Can Landfill Leachate be Treated by Anaerobic Digestion?
The use of Anaerobic Digestion to treat landfill leachate is not very effective, and if you think about it, this can be readily deduced just by thinking about the processes which leachate undergoes within a landfill.
Have you guessed it yet?
Yes, after an initial aerobic (acetogenic) stage, modern landfills in effect become anaerobic digesters themselves. Once, this has occurred the leachate produced has already been subjected to anaerobic digestion, so there is little additional treatment which an AD Plant can provide to these mature leachates.
In a modern Municipal Solid Waste (MSW) landfill. as it is filled, each cell or area within it, will within 6 months to one year, or, at the most eighteen months, not only become airless, but methanogenic (methane producing). Once this happens, the decomposition process taking place in the landfill is broadly similar to, but slower than, that which occurs in an anaerobic digester.
There is of course a short period in the filling each landfill cell when the waste is newly placed, when the acetogenic stage is present, and when Anaerobic Digestion would help to rapidly reduce the Biochemical (and Chemical) Oxygen Demand.
However, this early waste generated leachate is much more cost effectively managed within well managed landfills by re-circulating it within the waste. Much of the waste depth will also not be saturated at this stage of the landfill, so leachate will be absorbed into the waste during recirculation, and an area of the waste within the cell can usually, if well managed, be used almost as a temporary form of trickling filter treatment method.
The main contaminant of concern from long term leachate generation, and which is found at high concentrations in both anaerobic digester liquid digestate, and in landfill leachate, is ammoniacal nitrogen. This is best removed by aerobic biological treatment, usually in aeration tanks and sometimes in aerated lagoons. Ammoniacal nitrogen is not removed during anaerobic digestion.
The end result is that anaerobic digestion is seldom used for leachate treatment.
The Use Of Leachate Digestion
An excellently paper called “Leachate Digestion” was written by NC Blakey and CP Young, and published by the Harwell Laboratories, Oxfordshire, UK, in the Proceedings of the International Conference - Landfill Gas: Energy and Environment ‘90, Bournemouth, UK, 16-19 October 1990.

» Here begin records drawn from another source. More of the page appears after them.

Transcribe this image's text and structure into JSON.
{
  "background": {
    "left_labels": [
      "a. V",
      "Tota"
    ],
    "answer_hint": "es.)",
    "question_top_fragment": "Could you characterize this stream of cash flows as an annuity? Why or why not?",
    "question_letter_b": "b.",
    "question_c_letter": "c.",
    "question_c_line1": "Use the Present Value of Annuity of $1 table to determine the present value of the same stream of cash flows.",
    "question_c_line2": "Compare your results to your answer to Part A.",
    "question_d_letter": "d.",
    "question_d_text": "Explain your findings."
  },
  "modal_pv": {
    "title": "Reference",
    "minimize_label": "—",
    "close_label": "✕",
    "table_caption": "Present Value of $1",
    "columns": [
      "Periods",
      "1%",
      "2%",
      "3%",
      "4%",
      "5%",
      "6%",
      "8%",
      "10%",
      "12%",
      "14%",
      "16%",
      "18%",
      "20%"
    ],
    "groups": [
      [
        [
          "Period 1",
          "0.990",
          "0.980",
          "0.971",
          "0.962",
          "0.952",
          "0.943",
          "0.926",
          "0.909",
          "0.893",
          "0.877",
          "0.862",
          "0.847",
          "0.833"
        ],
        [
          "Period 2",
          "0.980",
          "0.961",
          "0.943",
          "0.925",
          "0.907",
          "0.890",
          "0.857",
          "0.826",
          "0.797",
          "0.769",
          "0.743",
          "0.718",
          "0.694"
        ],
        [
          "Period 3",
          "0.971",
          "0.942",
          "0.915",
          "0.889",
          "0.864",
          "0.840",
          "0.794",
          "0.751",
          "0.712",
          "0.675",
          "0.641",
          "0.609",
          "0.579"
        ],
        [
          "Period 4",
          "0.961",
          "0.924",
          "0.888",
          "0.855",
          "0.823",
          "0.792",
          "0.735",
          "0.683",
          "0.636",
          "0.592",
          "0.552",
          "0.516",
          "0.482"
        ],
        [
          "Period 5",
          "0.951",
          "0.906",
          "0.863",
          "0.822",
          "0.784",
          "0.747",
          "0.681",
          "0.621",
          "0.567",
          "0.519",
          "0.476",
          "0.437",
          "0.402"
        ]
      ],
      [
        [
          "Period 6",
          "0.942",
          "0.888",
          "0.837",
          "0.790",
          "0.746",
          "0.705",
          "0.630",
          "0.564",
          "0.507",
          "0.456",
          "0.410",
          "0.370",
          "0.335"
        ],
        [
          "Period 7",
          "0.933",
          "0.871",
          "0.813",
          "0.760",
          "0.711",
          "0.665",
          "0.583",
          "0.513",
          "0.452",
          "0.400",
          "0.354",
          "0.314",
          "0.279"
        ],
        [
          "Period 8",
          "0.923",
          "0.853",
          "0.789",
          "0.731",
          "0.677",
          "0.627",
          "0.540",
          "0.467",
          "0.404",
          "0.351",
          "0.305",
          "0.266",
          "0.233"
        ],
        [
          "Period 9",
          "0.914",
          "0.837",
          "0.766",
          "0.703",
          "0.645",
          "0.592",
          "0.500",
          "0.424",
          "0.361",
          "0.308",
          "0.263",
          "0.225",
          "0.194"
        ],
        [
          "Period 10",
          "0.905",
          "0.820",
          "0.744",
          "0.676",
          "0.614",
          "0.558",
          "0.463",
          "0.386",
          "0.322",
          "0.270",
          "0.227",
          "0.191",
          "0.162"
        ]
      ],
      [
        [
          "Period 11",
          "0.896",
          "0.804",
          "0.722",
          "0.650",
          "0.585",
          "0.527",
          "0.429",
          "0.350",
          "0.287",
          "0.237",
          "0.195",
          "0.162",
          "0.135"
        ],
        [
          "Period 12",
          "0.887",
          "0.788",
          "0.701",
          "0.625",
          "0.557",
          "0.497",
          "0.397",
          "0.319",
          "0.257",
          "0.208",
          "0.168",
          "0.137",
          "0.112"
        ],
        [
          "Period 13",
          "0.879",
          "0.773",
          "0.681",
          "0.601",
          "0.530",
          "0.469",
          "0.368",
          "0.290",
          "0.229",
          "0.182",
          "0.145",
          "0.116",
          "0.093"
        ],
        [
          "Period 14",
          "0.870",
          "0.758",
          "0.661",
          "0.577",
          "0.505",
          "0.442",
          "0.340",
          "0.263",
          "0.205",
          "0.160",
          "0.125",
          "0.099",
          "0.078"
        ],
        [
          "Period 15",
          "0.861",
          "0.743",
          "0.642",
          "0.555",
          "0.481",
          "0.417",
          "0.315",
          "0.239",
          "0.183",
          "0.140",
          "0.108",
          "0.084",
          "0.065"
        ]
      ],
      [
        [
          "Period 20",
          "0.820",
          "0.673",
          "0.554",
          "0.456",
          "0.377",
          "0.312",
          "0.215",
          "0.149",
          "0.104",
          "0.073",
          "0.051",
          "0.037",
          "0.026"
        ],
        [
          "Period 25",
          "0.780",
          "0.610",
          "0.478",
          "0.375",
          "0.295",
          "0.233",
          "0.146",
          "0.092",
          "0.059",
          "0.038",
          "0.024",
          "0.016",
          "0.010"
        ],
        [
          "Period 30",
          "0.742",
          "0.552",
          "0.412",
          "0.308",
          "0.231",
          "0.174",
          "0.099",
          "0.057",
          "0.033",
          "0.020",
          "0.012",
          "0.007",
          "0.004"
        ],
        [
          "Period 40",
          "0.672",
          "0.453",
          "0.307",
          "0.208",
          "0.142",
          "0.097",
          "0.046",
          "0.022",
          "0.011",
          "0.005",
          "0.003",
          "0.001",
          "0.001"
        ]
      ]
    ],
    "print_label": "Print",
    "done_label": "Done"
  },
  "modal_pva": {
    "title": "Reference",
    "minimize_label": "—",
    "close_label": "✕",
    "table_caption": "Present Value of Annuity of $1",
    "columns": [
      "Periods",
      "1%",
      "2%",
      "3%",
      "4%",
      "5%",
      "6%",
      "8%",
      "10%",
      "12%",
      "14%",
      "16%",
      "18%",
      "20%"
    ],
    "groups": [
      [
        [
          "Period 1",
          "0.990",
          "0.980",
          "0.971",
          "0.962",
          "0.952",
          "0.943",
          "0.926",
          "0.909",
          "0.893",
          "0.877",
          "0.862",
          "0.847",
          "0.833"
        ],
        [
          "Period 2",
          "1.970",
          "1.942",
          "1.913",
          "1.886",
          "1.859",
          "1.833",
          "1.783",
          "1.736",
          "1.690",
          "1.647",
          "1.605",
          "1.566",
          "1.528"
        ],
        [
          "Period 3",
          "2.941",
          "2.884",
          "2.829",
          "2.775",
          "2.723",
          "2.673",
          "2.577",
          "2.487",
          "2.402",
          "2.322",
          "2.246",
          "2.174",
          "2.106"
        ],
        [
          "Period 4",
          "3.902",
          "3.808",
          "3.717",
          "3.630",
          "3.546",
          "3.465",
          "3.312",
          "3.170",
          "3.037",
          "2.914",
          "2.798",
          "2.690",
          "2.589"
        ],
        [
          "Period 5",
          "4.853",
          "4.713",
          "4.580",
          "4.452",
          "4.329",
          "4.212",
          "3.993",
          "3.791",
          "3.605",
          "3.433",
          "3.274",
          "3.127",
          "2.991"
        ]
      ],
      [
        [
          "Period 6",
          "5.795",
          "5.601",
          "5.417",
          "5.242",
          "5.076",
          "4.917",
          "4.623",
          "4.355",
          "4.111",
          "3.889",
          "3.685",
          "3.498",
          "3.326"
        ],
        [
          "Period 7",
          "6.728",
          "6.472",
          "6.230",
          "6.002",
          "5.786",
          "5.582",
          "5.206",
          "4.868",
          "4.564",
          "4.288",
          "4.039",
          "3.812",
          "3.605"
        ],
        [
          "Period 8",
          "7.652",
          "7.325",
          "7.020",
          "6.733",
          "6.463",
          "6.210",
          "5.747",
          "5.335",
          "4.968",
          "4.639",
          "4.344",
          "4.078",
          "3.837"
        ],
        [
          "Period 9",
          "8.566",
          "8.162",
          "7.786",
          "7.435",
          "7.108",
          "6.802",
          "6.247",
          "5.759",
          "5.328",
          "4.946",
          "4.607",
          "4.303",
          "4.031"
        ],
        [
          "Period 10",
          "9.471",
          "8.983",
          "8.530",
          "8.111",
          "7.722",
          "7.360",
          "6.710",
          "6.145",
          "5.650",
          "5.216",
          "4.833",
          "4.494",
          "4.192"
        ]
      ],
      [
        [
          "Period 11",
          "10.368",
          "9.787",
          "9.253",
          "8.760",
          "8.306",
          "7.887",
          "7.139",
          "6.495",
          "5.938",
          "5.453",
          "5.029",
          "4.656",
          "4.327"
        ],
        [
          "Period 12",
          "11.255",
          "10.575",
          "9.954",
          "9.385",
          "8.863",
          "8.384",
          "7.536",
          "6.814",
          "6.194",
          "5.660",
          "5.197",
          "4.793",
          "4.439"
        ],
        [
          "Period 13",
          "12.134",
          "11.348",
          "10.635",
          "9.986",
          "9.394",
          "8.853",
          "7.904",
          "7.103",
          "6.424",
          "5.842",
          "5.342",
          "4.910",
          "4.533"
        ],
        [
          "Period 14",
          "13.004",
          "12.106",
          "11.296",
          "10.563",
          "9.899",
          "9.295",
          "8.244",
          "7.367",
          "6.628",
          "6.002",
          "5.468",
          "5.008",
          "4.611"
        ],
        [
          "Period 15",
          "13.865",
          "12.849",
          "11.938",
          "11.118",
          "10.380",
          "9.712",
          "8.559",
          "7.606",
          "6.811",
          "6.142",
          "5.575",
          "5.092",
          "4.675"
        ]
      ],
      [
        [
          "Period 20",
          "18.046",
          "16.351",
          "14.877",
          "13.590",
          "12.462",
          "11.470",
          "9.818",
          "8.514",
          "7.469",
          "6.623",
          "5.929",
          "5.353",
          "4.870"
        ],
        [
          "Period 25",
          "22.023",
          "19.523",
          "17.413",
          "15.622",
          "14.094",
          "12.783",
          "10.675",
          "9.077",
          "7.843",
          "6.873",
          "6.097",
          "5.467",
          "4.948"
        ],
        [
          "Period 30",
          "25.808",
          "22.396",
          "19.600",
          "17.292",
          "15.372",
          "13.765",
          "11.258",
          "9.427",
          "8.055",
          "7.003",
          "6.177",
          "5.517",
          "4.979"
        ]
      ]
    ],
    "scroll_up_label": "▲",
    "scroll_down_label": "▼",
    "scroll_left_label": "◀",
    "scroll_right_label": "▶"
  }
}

In this paper the authors show that as one would expect, a high COD leachate from a large and wet landfill can be treated to reduce the COD, at low or zero energy cost, by anaerobic digestion. (This can be achieved by using the methane gas generated by the process to heat the incoming leachate to a high enough temperature to enable efficient fermentation in the digester.)
They also compare the costs of anaerobic digestion with what is described as the equivalent aerobic treatment plant, at different COD strengths, and say that this shows that despite the higher initial capital cost of an anaerobic digester the reduction in energy cost over the life of the plant (10 years or more) will more than pay back the higher capital cost of an AD Pant compared with the aerobic plant.
In our view this paper is flawed because it does not recognise that the AD plant will produce a effluent which still contains a very high ammoniacal nitrogen concentration. A concentration so high that an further aerobic process stage would still be necessary to nitrify the AD effluent to be suitable for a watercourse discharge, and the same would apply nowadays for most sewer discharges as well, whereas no such second stage is needed for the aerobic process.
Here at Anaerobic-Digestion.com as fans of the AD process we would like to be otherwise but AD does not work out to be efficient for leachates with less than 6,000 mg/l COD and preferably 12,000 mg/l COD leachates would be preferred to digest more cost effectively and reliably. Also, don’t forget that costs remain for an ammoniacal removal stage even after anaerobic digestion.
Unfortunately, well managed modern landfills just don’t produce adequate quantities of leachate at these high COD concentrations for the minimum of 10 years needed for the pay-back of the additional cpaital cost of AD installations. In all recent instances such high CODs in the 6,000 to 12,000 mg/l last no more than 2 or 3 years in each landfill cell.
This is a long way short of what would be needed for AD for leachate treatment to be a viable treatment option for the average, or even a large, MSW landfill.